New technology academy
Under the recommendations, Southern High School would shift from a neighborhood school to become Digital Harbor Technology academy, attracting top students from around the city.
"I think it would be an absolutely wonderful opportunity," said Patricia Blansfield, in her second year as Southern's principal. "I think it's something that's sorely needed for Baltimore City students.
"That doesn't mean I'm not shedding a tear or two. Southern has a long, proud tradition, and hopefully that won't be lost."
Students who would have been ninth-graders at Southern next fall would be transferred to other zoned high schools around the city, although the plan for where they would go has not been made final.
The school system's enrollment has been declining for the past two decades. The state says city buildings have the capacity to hold 130,000 children, but the enrollment is only 101,000.
Closing schools would allow the system to operate more efficiently and garner more state aid to construct new schools and repair others.
"While we don't want our schools to be too big, we don't want them to be so small that students don't have a range of services available to them," Morgan said.
For instance, she said, a school with only a couple of hundred children might not be able to afford a reading teacher, but a school with 400 or 500 can.
"Kids can get more services in a consolidated building," Morgan said.
Shifts in population
The school system's problem is not just declining enrollments.

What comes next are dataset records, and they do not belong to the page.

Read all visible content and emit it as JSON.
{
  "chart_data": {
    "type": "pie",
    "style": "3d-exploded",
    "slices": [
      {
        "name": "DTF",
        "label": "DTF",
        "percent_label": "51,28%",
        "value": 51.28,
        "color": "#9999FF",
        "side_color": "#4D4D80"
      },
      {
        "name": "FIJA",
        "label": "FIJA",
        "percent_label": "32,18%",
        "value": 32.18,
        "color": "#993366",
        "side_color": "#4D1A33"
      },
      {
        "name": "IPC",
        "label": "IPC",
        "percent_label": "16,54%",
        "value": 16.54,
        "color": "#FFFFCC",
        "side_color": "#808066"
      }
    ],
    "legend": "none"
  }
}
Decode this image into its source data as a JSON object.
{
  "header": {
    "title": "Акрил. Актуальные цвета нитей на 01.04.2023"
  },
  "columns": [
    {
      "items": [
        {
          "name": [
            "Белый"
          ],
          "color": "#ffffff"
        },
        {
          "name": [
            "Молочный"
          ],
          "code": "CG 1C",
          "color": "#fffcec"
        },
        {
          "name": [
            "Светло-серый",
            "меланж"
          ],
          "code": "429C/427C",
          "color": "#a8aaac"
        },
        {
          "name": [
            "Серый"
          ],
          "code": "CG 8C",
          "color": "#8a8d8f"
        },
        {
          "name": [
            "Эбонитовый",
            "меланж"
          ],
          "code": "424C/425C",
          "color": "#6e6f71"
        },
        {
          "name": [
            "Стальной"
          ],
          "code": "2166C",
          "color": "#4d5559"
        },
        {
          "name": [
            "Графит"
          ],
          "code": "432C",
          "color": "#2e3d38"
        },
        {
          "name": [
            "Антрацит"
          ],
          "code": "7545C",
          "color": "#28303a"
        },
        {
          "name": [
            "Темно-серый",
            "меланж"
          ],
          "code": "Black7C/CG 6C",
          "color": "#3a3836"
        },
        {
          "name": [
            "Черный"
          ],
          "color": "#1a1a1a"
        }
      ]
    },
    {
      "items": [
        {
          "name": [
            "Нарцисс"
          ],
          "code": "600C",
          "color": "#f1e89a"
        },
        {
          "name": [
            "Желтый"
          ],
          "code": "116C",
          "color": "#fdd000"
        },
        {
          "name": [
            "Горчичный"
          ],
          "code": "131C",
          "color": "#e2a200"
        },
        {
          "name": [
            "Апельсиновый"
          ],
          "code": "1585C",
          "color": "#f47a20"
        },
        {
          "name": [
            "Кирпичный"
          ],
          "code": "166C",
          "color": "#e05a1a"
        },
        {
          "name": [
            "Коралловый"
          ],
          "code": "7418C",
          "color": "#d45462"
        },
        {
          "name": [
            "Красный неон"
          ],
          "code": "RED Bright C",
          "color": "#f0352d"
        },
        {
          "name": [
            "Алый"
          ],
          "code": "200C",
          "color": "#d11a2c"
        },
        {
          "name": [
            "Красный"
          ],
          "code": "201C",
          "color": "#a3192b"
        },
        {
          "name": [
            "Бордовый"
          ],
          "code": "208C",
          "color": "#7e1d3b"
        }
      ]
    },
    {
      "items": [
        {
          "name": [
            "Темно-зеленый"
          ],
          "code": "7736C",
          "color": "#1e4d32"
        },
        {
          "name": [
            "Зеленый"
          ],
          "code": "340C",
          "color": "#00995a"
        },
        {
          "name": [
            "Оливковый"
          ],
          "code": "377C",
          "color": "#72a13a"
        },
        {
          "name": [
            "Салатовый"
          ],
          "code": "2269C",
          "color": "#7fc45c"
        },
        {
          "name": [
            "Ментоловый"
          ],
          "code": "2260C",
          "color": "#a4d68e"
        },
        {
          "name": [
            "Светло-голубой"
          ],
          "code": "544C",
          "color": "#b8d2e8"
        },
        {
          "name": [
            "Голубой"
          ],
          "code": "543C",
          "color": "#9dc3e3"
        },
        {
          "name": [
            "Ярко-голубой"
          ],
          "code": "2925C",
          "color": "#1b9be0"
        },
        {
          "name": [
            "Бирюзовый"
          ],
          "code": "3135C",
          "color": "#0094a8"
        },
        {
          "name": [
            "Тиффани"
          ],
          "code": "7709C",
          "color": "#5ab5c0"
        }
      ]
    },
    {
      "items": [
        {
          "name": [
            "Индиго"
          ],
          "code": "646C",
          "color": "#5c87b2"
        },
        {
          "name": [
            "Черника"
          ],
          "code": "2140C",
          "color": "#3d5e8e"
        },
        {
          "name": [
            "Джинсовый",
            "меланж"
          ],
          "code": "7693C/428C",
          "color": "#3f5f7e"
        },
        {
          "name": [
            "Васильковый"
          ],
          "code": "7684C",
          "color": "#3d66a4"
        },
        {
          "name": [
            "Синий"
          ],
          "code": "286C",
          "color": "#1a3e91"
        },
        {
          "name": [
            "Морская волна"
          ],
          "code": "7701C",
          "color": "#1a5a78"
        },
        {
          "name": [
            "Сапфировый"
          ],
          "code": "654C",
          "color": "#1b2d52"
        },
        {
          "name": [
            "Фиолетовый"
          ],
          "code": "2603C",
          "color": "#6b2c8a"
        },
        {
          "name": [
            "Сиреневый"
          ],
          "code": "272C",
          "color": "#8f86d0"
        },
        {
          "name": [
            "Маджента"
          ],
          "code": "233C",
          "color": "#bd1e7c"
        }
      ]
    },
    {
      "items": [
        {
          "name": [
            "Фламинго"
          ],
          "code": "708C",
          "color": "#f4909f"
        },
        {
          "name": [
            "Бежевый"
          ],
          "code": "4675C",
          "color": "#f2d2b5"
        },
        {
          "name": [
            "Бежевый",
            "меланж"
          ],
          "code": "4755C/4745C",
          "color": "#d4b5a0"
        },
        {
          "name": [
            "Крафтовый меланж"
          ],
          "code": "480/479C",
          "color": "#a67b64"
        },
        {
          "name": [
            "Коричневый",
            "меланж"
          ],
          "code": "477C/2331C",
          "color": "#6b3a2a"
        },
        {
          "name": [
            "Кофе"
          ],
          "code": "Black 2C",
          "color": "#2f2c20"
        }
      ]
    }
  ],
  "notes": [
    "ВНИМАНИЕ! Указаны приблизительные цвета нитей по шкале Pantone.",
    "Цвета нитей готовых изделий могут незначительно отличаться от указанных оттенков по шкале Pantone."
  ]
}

Baltimore's population also has shifted.
While the population in the center of the city and its west and east neighborhoods has declined, middle-class neighborhoods in the northeast and northwest have grown.
Some schools, such as Yorkwood in northeast Baltimore, are bursting with students; other schools, such as Madison Square in the center of the city, have too few students.
Most of the schools proposed for closing are just east of Guilford Avenue or in West Baltimore.
Two are in the northwest, two are in the south, one is just west of Bolton Hill and two are in West Baltimore.
Morgan said the consultant considered what shape the buildings were in, the size of the school population and the educational standards of the school system when making a decision about what buildings should be closed.
The plan calls for the closing of Eutaw-Marshburn Elementary, Park Heights Elementary, Madison Square Elementary, Mildred Monroe Elementary, Malcolm X Primary, Edgewood Elementary, Luther Craven Mitchell Primary, Charles Carroll of Carrollton, Arundel Elementary, Lafayette Elementary, Frankford Intermediate and Harbor View Elementary.
Eutaw-Marshburn would be closed only if Booker T. Washington Middle is converted to a facility serving pre-kindergarten through eighth grade.
Barry Williams, an area executive officer for the school system, said it makes sense for pupils at Mildred Monroe and Madison Square elementaries, both under-enrolled, to be redirected to other neighborhood schools that are nearby.
"Mildred Monroe is certainly doing fine, but it's an older building," said Williams.
"It's in unfortunately a really tough area, but the enrollment is way down."
Williams said he has urged the principals at both schools to meet with teachers to discuss the proposed closings, which he stressed are only preliminary.
"They can't sit there and dwell: 'What's [to] become of me?'" he said. "No one is going to lose their job, neither the principals nor the teachers."